Michael Stephens | April 1, 2014

For those of you who haven’t seen it already, Duncan Weldon did a feature on Hyman Minsky for the BBC last week, including this short article and a 30-minute piece for BBC radio.

In the radio segment, Adair Turner says this about Minsky’s contribution and his departure from the mainstream (a description of the pre-crisis orthodoxy which is probably baffling to many unfamiliar with the field):

“The dominant strain of modern economics had assumed, before the crisis, that you could largely ignore the details of the financial system and banks in particular. The phrase that was used was that finance was simply a sort of veil through which relationships between savers and borrowers passed and it didn’t have an influence, and at the … core of Minsky’s analysis is the fact that financing contracts and banks in particular have a crucial influence.”

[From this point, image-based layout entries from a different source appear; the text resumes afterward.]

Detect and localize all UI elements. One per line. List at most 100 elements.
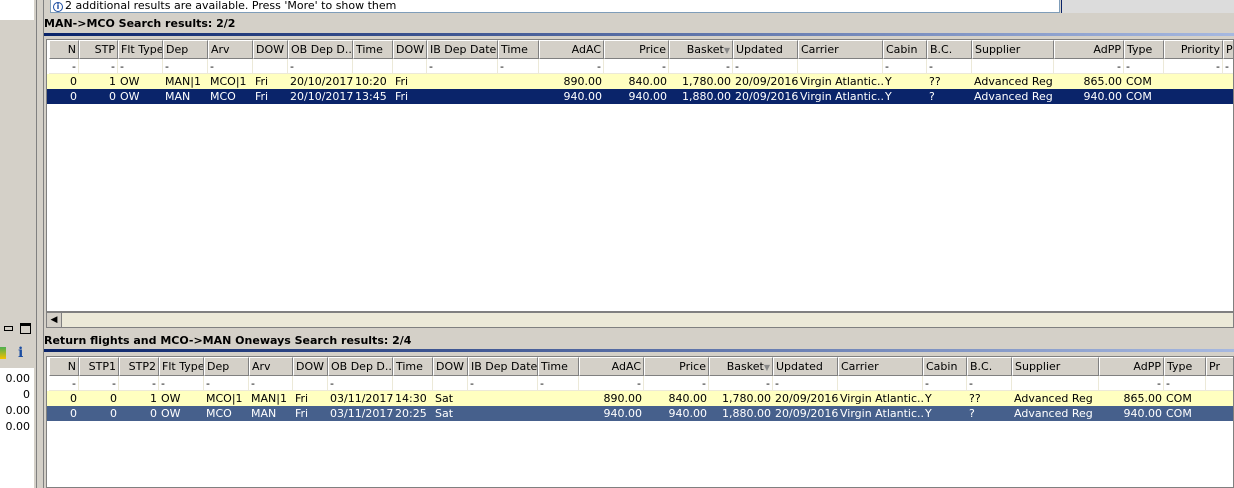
column-header[interactable]: Supplier — [972, 40, 1054, 59]
column-header-label: DOW — [396, 43, 425, 56]
cell: - — [79, 376, 119, 391]
cell: 20/09/2016 — [733, 74, 798, 89]
tool-icon[interactable] — [0, 347, 6, 359]
info-icon[interactable]: i — [18, 345, 23, 361]
column-header[interactable]: Price — [644, 357, 709, 376]
column-header[interactable]: Flt Type — [159, 357, 204, 376]
column-header[interactable]: DOW — [253, 40, 288, 59]
header-row[interactable]: N STP Flt Type Dep Arv DOW OB Dep D... Time DOW I… — [47, 40, 1233, 59]
column-header[interactable]: Dep — [163, 40, 208, 59]
cell: - — [1164, 59, 1223, 74]
cell: - — [163, 59, 208, 74]
cell-value: Y — [885, 90, 892, 103]
column-header[interactable]: OB Dep D... — [288, 40, 353, 59]
cell: - — [204, 376, 249, 391]
column-header[interactable]: AdAC — [539, 40, 604, 59]
column-header[interactable]: Updated — [773, 357, 838, 376]
cell — [1223, 89, 1233, 104]
column-header[interactable]: Cabin — [923, 357, 967, 376]
cell: ?? — [927, 74, 972, 89]
table-row[interactable]: 0 0 OW MAN MCO Fri 20/10/2017 13:45 Fri 940.00 940… — [47, 89, 1233, 104]
column-header[interactable]: Type — [1124, 40, 1164, 59]
cell: 14:30 — [393, 391, 433, 406]
column-header[interactable]: Dep — [204, 357, 249, 376]
column-header[interactable]: IB Dep Date — [427, 40, 498, 59]
column-header-label: STP1 — [88, 360, 116, 373]
cell: 0 — [49, 406, 79, 421]
table-row[interactable]: 0 0 0 OW MCO MAN Fri 03/11/2017 20:25 Sat 940.00 94… — [47, 406, 1233, 421]
column-header[interactable]: Flt Type — [118, 40, 163, 59]
horizontal-scrollbar[interactable]: ◀ — [46, 312, 1234, 328]
cell: - — [967, 376, 1012, 391]
column-header[interactable]: Carrier — [798, 40, 883, 59]
filter-row[interactable]: ----------------- — [47, 376, 1233, 391]
cell-value: ?? — [929, 75, 941, 88]
column-header[interactable]: Pr — [1223, 40, 1233, 59]
return-results-grid[interactable]: N STP1 STP2 Flt Type Dep Arv DOW OB Dep D... Tim… — [46, 356, 1234, 488]
column-header[interactable]: Pr — [1206, 357, 1233, 376]
scroll-left-icon[interactable]: ◀ — [47, 313, 62, 327]
cell: MAN — [249, 406, 293, 421]
column-header[interactable]: Arv — [249, 357, 293, 376]
column-header[interactable]: Time — [498, 40, 539, 59]
cell-value: COM — [1166, 407, 1192, 420]
column-header[interactable]: Basket▼ — [709, 357, 773, 376]
column-header[interactable]: B.C. — [967, 357, 1012, 376]
column-header[interactable]: IB Dep Date — [468, 357, 538, 376]
column-header[interactable]: STP2 — [119, 357, 159, 376]
cell-value: 20/09/2016 — [735, 75, 798, 88]
column-header[interactable]: AdAC — [579, 357, 644, 376]
maximize-icon[interactable] — [20, 323, 31, 334]
cell — [293, 376, 328, 391]
column-header[interactable]: DOW — [393, 40, 427, 59]
column-header[interactable]: Supplier — [1012, 357, 1099, 376]
column-header[interactable]: Carrier — [838, 357, 923, 376]
column-header[interactable]: Cabin — [883, 40, 927, 59]
cell: 10:20 — [353, 74, 393, 89]
outbound-results-grid[interactable]: N STP Flt Type Dep Arv DOW OB Dep D... Time DOW I… — [46, 39, 1234, 312]
column-header[interactable]: Updated — [733, 40, 798, 59]
column-header[interactable]: Time — [538, 357, 579, 376]
table-row[interactable]: 0 0 1 OW MCO|1 MAN|1 Fri 03/11/2017 14:30 Sat 890.… — [47, 391, 1233, 406]
cell — [253, 59, 288, 74]
column-header[interactable]: Time — [353, 40, 393, 59]
column-header[interactable]: Price — [604, 40, 669, 59]
cell-value: 1,780.00 — [682, 75, 731, 88]
cell-value: 0 — [70, 407, 77, 420]
column-header[interactable]: Priority — [1164, 40, 1223, 59]
column-header[interactable]: STP — [79, 40, 118, 59]
cell-value: 13:45 — [355, 90, 387, 103]
column-header[interactable]: STP1 — [79, 357, 119, 376]
cell: 865.00 — [1099, 391, 1164, 406]
table-row[interactable]: 0 1 OW MAN|1 MCO|1 Fri 20/10/2017 10:20 Fri 890.0… — [47, 74, 1233, 89]
splitter[interactable] — [36, 0, 44, 488]
cell-value: Virgin Atlantic... — [840, 407, 923, 420]
column-header[interactable]: Basket▼ — [669, 40, 733, 59]
cell: - — [288, 59, 353, 74]
column-header[interactable]: AdPP — [1054, 40, 1124, 59]
column-header[interactable]: B.C. — [927, 40, 972, 59]
column-header-label: STP2 — [128, 360, 156, 373]
column-header[interactable]: Type — [1164, 357, 1206, 376]
column-header[interactable]: OB Dep D... — [328, 357, 393, 376]
column-header[interactable]: DOW — [293, 357, 328, 376]
column-header-label: AdAC — [571, 43, 601, 56]
filter-row[interactable]: ------------------ — [47, 59, 1233, 74]
cell-value: - — [662, 60, 666, 73]
column-header[interactable]: AdPP — [1099, 357, 1164, 376]
cell: - — [1054, 59, 1124, 74]
column-header[interactable]: N — [49, 40, 79, 59]
column-header[interactable]: Arv — [208, 40, 253, 59]
cell: 13:45 — [353, 89, 393, 104]
cell-value: - — [1166, 377, 1170, 390]
header-row[interactable]: N STP1 STP2 Flt Type Dep Arv DOW OB Dep D... Tim… — [47, 357, 1233, 376]
column-header[interactable]: DOW — [433, 357, 468, 376]
column-header[interactable]: Time — [393, 357, 433, 376]
column-header[interactable]: N — [49, 357, 79, 376]
cell: 890.00 — [579, 391, 644, 406]
cell-value: - — [775, 377, 779, 390]
column-header-label: Flt Type — [162, 360, 204, 373]
minimize-icon[interactable] — [4, 326, 13, 331]
cell: Virgin Atlantic... — [838, 406, 923, 421]
cell: Advanced Reg — [972, 89, 1054, 104]
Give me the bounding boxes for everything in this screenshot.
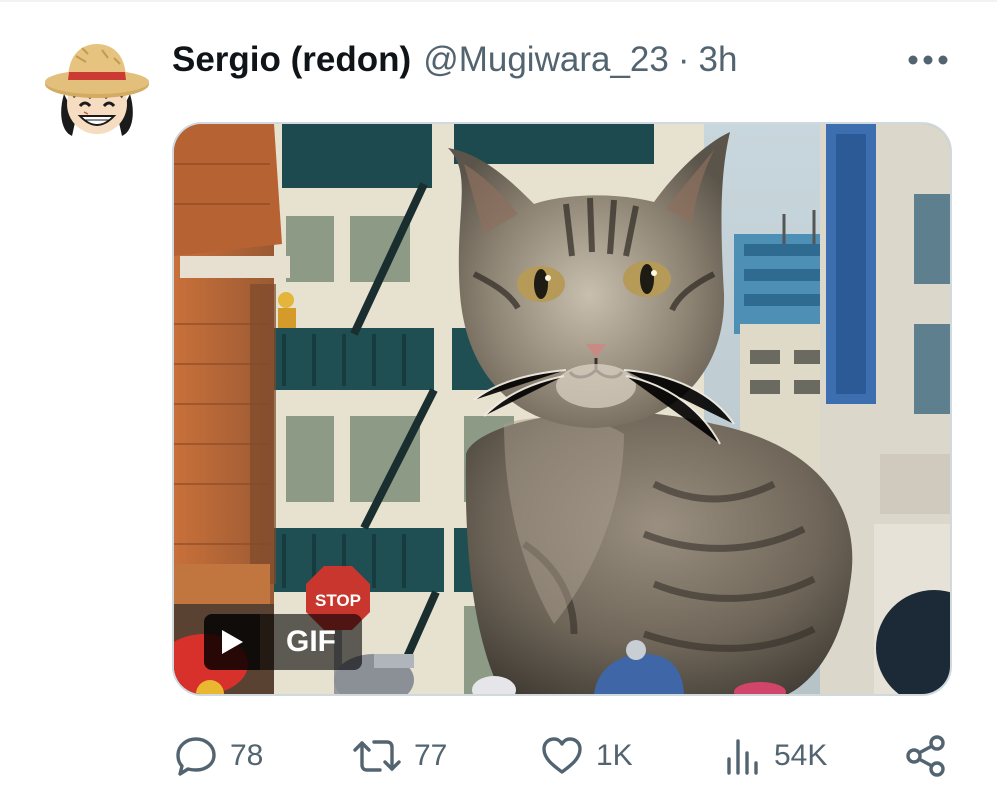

Weldon devotes a great deal of the program to the “financial instability hypothesis,” for which Minsky is, perhaps, best known, but Minsky also offered an approach to re-regulating the financial system that makes his work as useful as a prescription for a more stable capitalism as it is as a diagnosis of financial crises. (The Levy Institute’s short ebook, Beyond the Minsky Moment (pdf), includes a survey of Minsky’s views about how to reconstitute the financial structure and explains why Dodd-Frank falls well short. The Minsky archive has also been digitized to provide access to many of Minsky’s unpublished papers and notes.)